Mary HK Choi new book cover reveal

Credit: ohgigueAfter a year of college, Pablo is working at his local twenty-four-hour deli, selling overpriced snacks to brownstone yuppies. He’s dodging calls from the student loan office and he has no idea what his next move is.

Leanna Smart’s life so far has been nothing but success. Age eight: Disney Mouseketeer; Age fifteen: first #1 single on the US pop chart; Age seventeen, *tenth* #1 single; and now, at Age nineteen…life is a queasy blur of private planes, weird hotel rooms, and strangers asking for selfies on the street.

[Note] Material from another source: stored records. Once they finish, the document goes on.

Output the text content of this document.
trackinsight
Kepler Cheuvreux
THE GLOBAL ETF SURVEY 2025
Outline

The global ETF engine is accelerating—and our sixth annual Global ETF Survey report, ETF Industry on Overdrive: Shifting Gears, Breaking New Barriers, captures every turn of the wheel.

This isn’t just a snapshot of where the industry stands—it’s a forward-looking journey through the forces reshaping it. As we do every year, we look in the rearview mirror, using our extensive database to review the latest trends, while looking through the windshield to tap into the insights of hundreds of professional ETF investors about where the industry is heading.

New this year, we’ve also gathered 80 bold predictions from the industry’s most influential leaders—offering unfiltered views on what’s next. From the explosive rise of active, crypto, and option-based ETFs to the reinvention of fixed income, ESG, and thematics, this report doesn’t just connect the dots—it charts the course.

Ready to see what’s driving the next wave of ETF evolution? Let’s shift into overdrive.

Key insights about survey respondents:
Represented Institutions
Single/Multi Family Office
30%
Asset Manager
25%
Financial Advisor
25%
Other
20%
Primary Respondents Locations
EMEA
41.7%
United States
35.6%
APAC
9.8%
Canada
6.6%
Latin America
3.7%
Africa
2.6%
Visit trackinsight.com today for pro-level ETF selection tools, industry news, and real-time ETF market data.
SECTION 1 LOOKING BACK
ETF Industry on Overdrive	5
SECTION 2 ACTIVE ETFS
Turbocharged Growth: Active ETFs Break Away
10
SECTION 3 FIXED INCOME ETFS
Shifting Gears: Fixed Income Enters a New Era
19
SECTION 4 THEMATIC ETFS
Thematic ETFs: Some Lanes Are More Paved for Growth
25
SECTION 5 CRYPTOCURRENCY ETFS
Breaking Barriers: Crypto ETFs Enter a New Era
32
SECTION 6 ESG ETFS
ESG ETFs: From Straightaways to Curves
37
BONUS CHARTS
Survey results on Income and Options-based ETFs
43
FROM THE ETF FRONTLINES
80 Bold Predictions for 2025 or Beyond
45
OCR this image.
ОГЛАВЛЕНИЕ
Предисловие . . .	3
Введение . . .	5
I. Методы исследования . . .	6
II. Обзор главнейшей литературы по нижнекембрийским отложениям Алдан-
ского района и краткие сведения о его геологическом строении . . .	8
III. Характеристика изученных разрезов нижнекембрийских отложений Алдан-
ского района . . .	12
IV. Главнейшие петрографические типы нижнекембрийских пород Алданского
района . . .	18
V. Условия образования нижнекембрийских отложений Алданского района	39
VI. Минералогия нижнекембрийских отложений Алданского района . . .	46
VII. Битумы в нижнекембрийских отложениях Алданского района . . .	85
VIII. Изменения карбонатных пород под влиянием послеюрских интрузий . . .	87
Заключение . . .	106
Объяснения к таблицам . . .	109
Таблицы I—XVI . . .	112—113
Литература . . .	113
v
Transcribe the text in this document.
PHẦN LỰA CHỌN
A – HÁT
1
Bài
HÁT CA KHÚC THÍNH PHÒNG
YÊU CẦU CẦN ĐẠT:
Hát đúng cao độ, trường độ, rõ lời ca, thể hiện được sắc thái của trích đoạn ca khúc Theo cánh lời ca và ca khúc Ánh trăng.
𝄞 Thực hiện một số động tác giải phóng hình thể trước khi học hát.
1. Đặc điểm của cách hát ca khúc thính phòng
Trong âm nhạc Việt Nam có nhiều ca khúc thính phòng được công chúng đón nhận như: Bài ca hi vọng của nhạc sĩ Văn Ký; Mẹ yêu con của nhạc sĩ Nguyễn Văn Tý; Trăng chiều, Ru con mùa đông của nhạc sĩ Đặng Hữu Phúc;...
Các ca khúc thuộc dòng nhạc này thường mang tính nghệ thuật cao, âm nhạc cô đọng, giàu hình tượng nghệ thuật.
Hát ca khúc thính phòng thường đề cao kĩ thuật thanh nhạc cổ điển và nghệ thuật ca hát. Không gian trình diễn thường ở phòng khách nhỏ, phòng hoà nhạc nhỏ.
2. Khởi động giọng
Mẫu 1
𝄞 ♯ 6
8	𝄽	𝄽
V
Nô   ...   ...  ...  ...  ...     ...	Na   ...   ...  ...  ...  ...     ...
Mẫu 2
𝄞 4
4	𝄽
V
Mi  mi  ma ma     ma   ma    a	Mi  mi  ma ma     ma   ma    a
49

When Leanna and Pab randomly meet at 4:00 a.m. in the middle of a snowstorm in Brooklyn, they both know they can’t be together forever. So, they keep things on the down-low and off Instagram for as long as they can. But it takes about three seconds before the world finds out…


My Thoughts

3/5 stars

I marked on Goodreads that this was a 3.5 star read for me but I’ve decided to round down after a couple days of thinking. I was really excited about this book and really wanted to love it but I just couldn’t. Pablo was too self-pitying and caused me to have secondhand anxiety over his responsibility dodging. Lee was too two-dimensional which I understand is kind of the point but it makes a 400 page book pretty boring.

There wasn’t a whole lot of real-time action that seemed to happen in the book. A lot of the plot and conflict took place internally, mainly for Pablo since he’s our POV character. I love a good internal conflict but again, it makes a 400 page book pretty boring. The only real external conflicts Pablo face are related to his debt dodging and the ensuing consequences of that.

I did enjoy reading from a 20-something male’s perspective, but his personality made it so that I couldn’t really care too much about him. So… kind of a letdown character-wise.

The writing style was overall funny, sarcastic, relatable, and just metaphorical/deep enough to be impactful rather than annoying. With better characters I think I would have loved the writing style even more. It worked well with the overall vibe of the book’s characters, settings, and conflicts, so I truly think that the writing style was the book’s saving grace.

Another pro of Permanent Record was the ending and the self-realization and reality Pablo faced. I did enjoy seeing him become a more likeable character, even if it didn’t happen until the last 50-100 pages. It was nice to see his relationship with his friends, family, and self evolve and grow into something new and better.

Overall, this was a good book. If it weren’t for Emergency Contact I probably wouldn’t have liked it as much but I’m trying to review Permanent Record as if it’s unrelated to that (which it mostly is). Although I found the characters pretty annoying and bland, I did enjoy the messages and themes in the book. The settings were fun to read because I’ve never been to any of the places mentioned in the book. I’d give this a read if you enjoy coming-of-age books and Emergency Contact but just be aware that it doesn’t live up to Emergency Contact.